🤖 AI Summary
This work addresses the limitation of existing video world models, which support only camera navigation and struggle with object-centric interaction. To overcome this, the authors propose a trajectory-centric control framework that, for the first time, decouples and jointly coordinates camera navigation and object manipulation within a video world model. Users specify a target object and its desired motion path through a click and a trajectory sketch, enabling the model to generate visually coherent future frames. The approach introduces three core technical components: Normalized World Trajectories (NWT), Spatial Path LoRA (SP-LoRA), and Trajectory-Anchored State Persistence (TASP). These mechanisms simultaneously ensure high-fidelity camera control and precise object manipulation, while maintaining consistent off-screen object states throughout long-horizon autoregressive generation.
📝 Abstract
Recent video-based world models have made pixel-space environments interactive at the camera level: users can navigate viewpoints while the model generates coherent visual continuations. Yet their action spaces remain incomplete: users can move the camera, but cannot act on individual objects. Since real-world interaction is inherently object-centric, such models remain closer to passive scene observers than truly manipulable environments. We present WorldCraft, a framework that expands interactive video world models from camera navigation to object-level trajectory actions. Given a user click and a sketched path, WorldCraft generates future frames in which the selected object follows the prescribed trajectory while the camera continues to navigate the scene.

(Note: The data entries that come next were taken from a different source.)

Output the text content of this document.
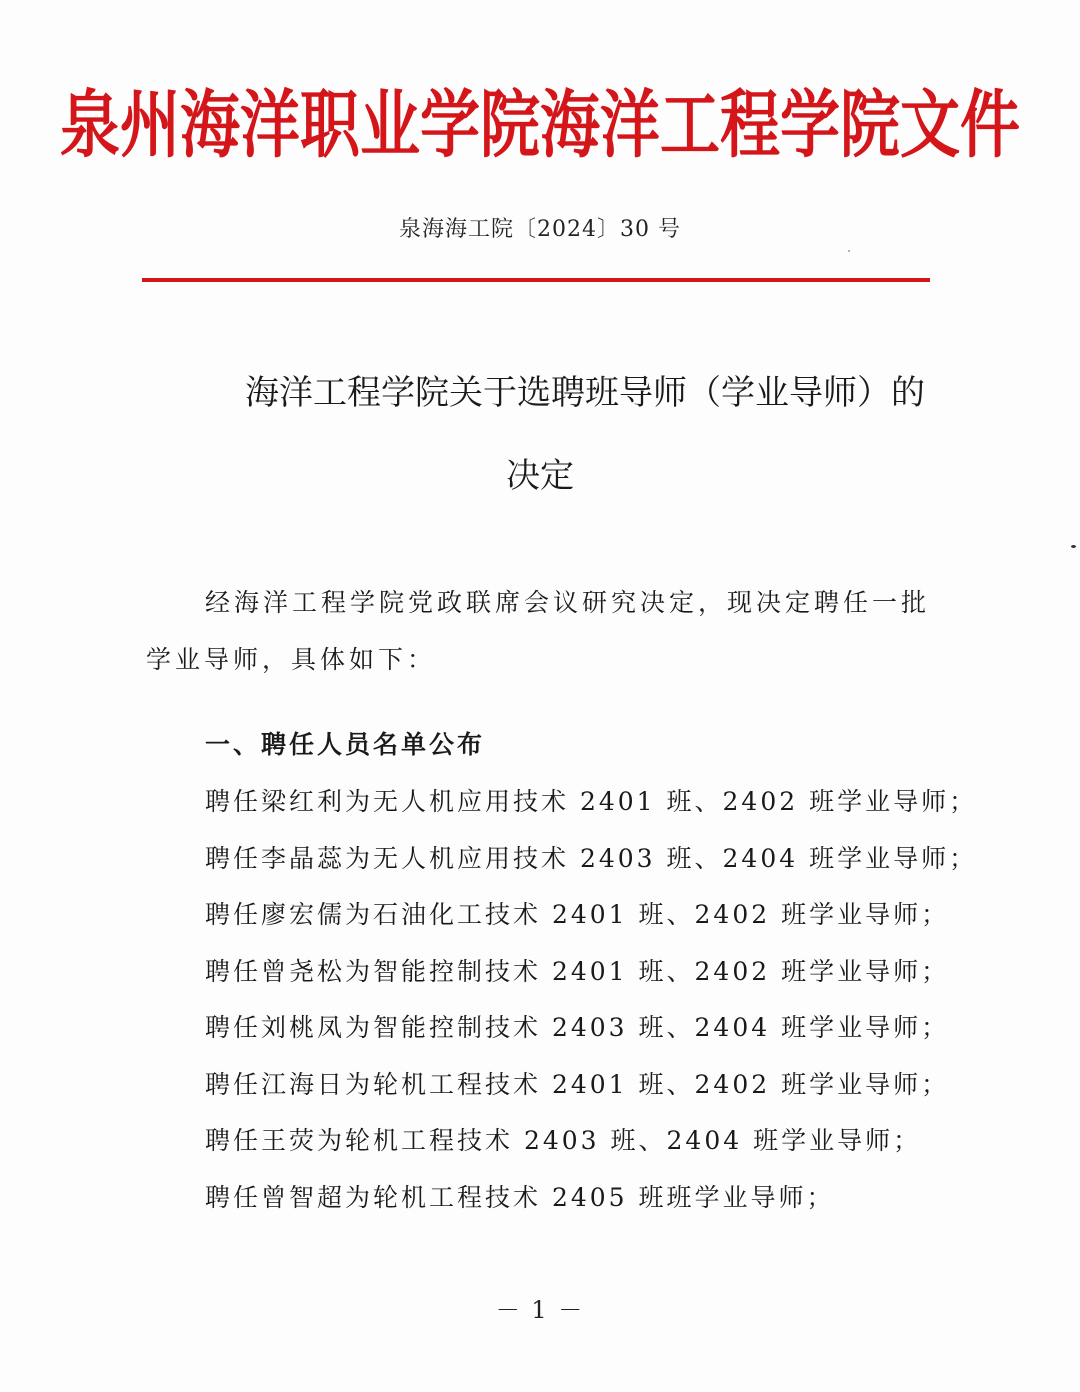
泉州海洋职业学院海洋工程学院文件
泉海海工院〔2024〕30 号
海洋工程学院关于选聘班导师（学业导师）的
决定
经海洋工程学院党政联席会议研究决定，现决定聘任一批
学业导师，具体如下：
一、聘任人员名单公布
聘任梁红利为无人机应用技术 2401 班、2402 班学业导师；
聘任李晶蕊为无人机应用技术 2403 班、2404 班学业导师；
聘任廖宏儒为石油化工技术 2401 班、2402 班学业导师；
聘任曾尧松为智能控制技术 2401 班、2402 班学业导师；
聘任刘桃凤为智能控制技术 2403 班、2404 班学业导师；
聘任江海日为轮机工程技术 2401 班、2402 班学业导师；
聘任王荧为轮机工程技术 2403 班、2404 班学业导师；
聘任曾智超为轮机工程技术 2405 班班学业导师；
－ 1 －
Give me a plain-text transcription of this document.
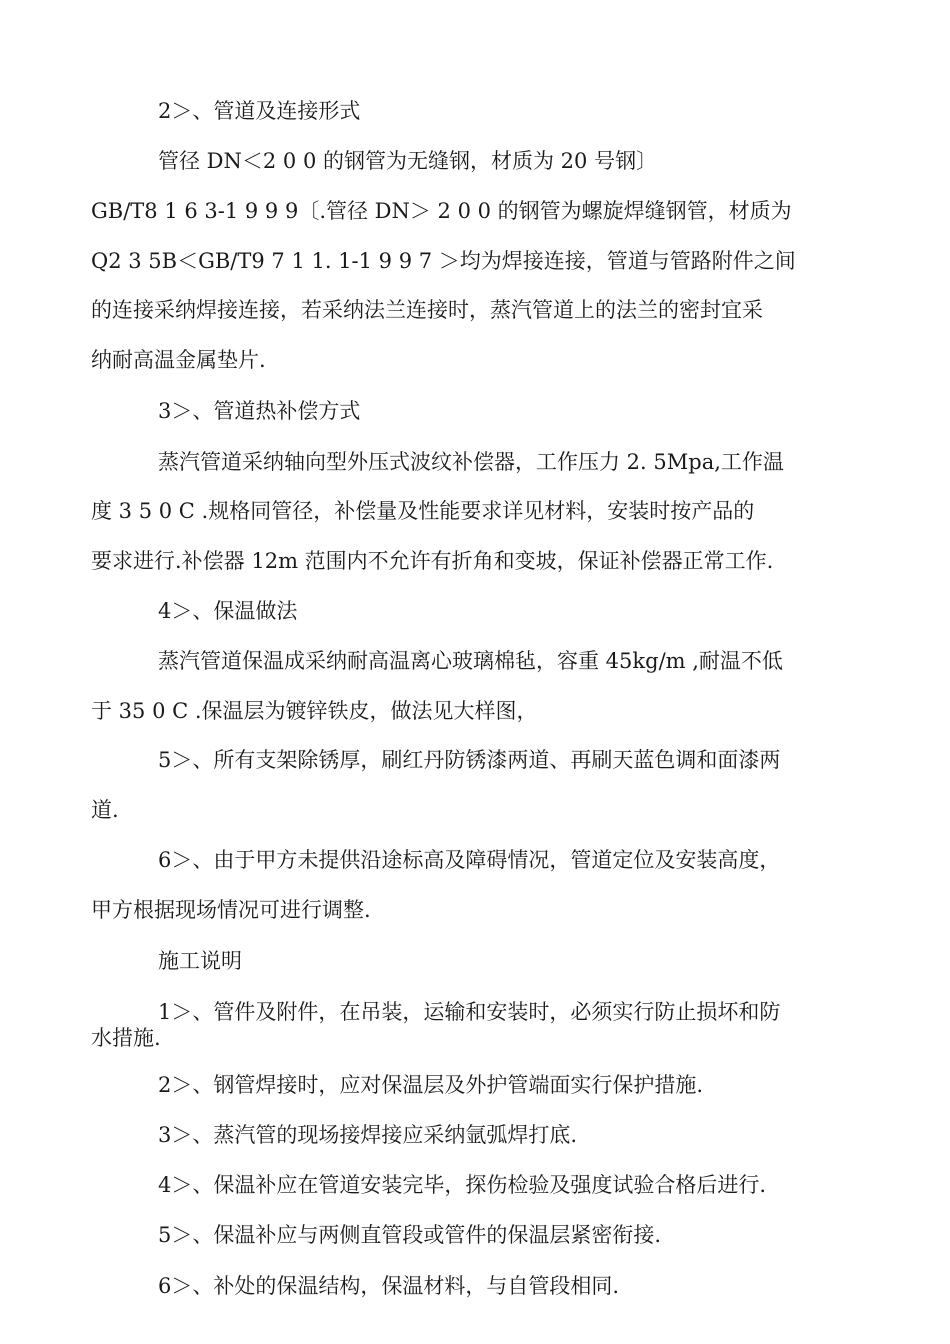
2＞、管道及连接形式
管径 DN＜2 0 0 的钢管为无缝钢，材质为 20 号钢〕
GB/T8 1 6 3-1 9 9 9〔.管径 DN＞ 2 0 0 的钢管为螺旋焊缝钢管，材质为
Q2 3 5B＜GB/T9 7 1 1. 1-1 9 9 7 ＞均为焊接连接，管道与管路附件之间
的连接采纳焊接连接，若采纳法兰连接时，蒸汽管道上的法兰的密封宜采
纳耐高温金属垫片.
3＞、管道热补偿方式
蒸汽管道采纳轴向型外压式波纹补偿器，工作压力 2. 5Mpa,工作温
度 3 5 0 C .规格同管径，补偿量及性能要求详见材料，安装时按产品的
要求进行.补偿器 12m 范围内不允许有折角和变坡，保证补偿器正常工作.
4＞、保温做法
蒸汽管道保温成采纳耐高温离心玻璃棉毡，容重 45kg/m ,耐温不低
于 35 0 C .保温层为镀锌铁皮，做法见大样图，
5＞、所有支架除锈厚，刷红丹防锈漆两道、再刷天蓝色调和面漆两
道.
6＞、由于甲方未提供沿途标高及障碍情况，管道定位及安装高度，
甲方根据现场情况可进行调整.
施工说明
1＞、管件及附件，在吊装，运输和安装时，必须实行防止损坏和防
水措施.
2＞、钢管焊接时，应对保温层及外护管端面实行保护措施.
3＞、蒸汽管的现场接焊接应采纳氩弧焊打底.
4＞、保温补应在管道安装完毕，探伤检验及强度试验合格后进行.
5＞、保温补应与两侧直管段或管件的保温层紧密衔接.
6＞、补处的保温结构，保温材料，与自管段相同.
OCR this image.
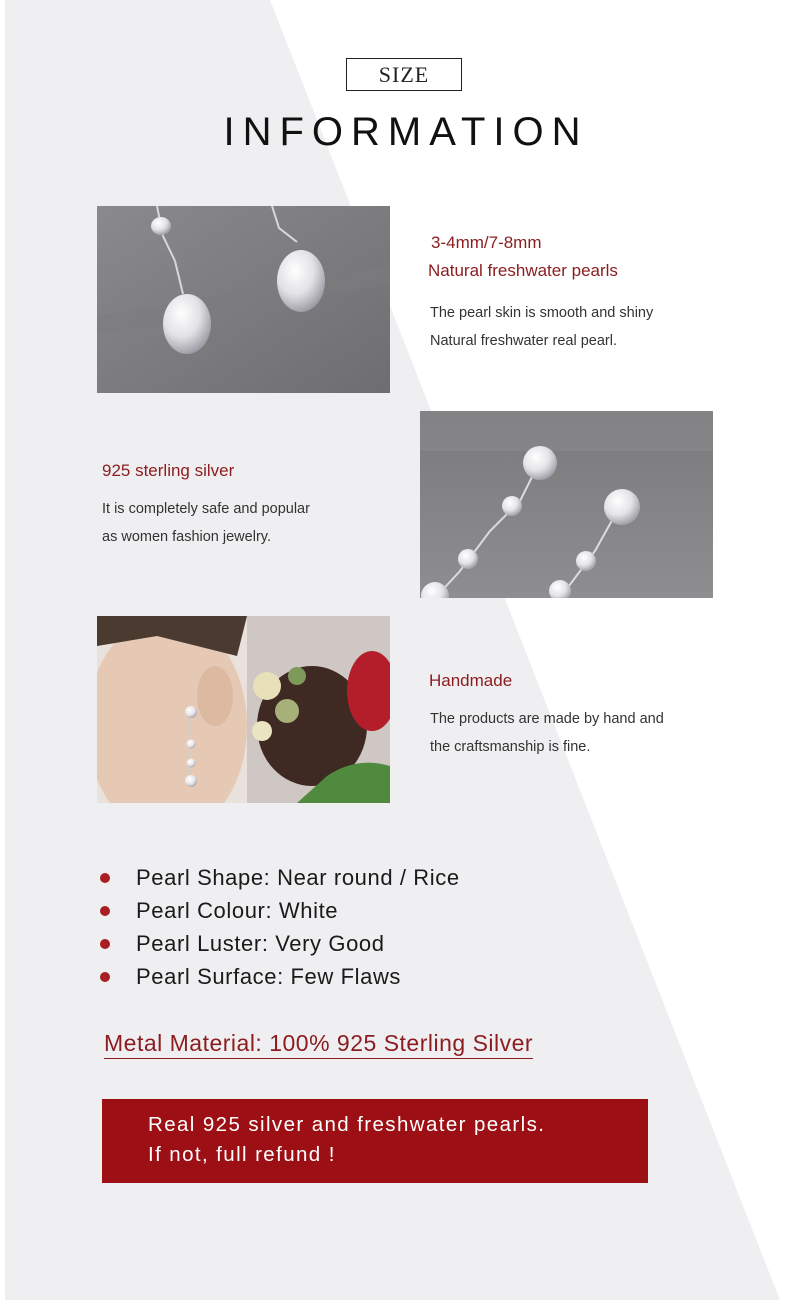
SIZE
INFORMATION
3-4mm/7-8mm
Natural freshwater pearls
The pearl skin is smooth and shiny
Natural freshwater real pearl.
925 sterling silver
It is completely safe and popular
as women fashion jewelry.
Handmade
The products are made by hand and
the craftsmanship is fine.
Pearl Shape: Near round / Rice
Pearl Colour: White
Pearl Luster: Very Good
Pearl Surface: Few Flaws
Metal Material: 100% 925 Sterling Silver
Real 925 silver and freshwater pearls.
If not, full refund !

WorldCraft achieves this through a trajectory-centric control pipeline: First, Normalized World Trajectory (NWT) represents user-drawn motion in a camera-invariant world coordinate system and dynamically re-projects it under the current camera pose, separating object motion from camera-induced screen-space displacement; Spatial-Pathway LoRA (SP-LoRA) then injects this world-space signal through the model's spatial-control pathway, adding object manipulation capability while preserving the pretrained camera controller; finally, Trajectory-Anchored State Persistence (TASP) treats the world trajectory as a persistent spatial state and refreshes autoregressive memory after trajectory-conditioned generation, allowing moved objects to reappear at their updated positions after leaving the camera view. Experiments show that WorldCraft enables accurate object control, preserves the video-based world model's camera fidelity under camera-only evaluation, and maintains object state across long autoregressive rollouts with off-camera excursions.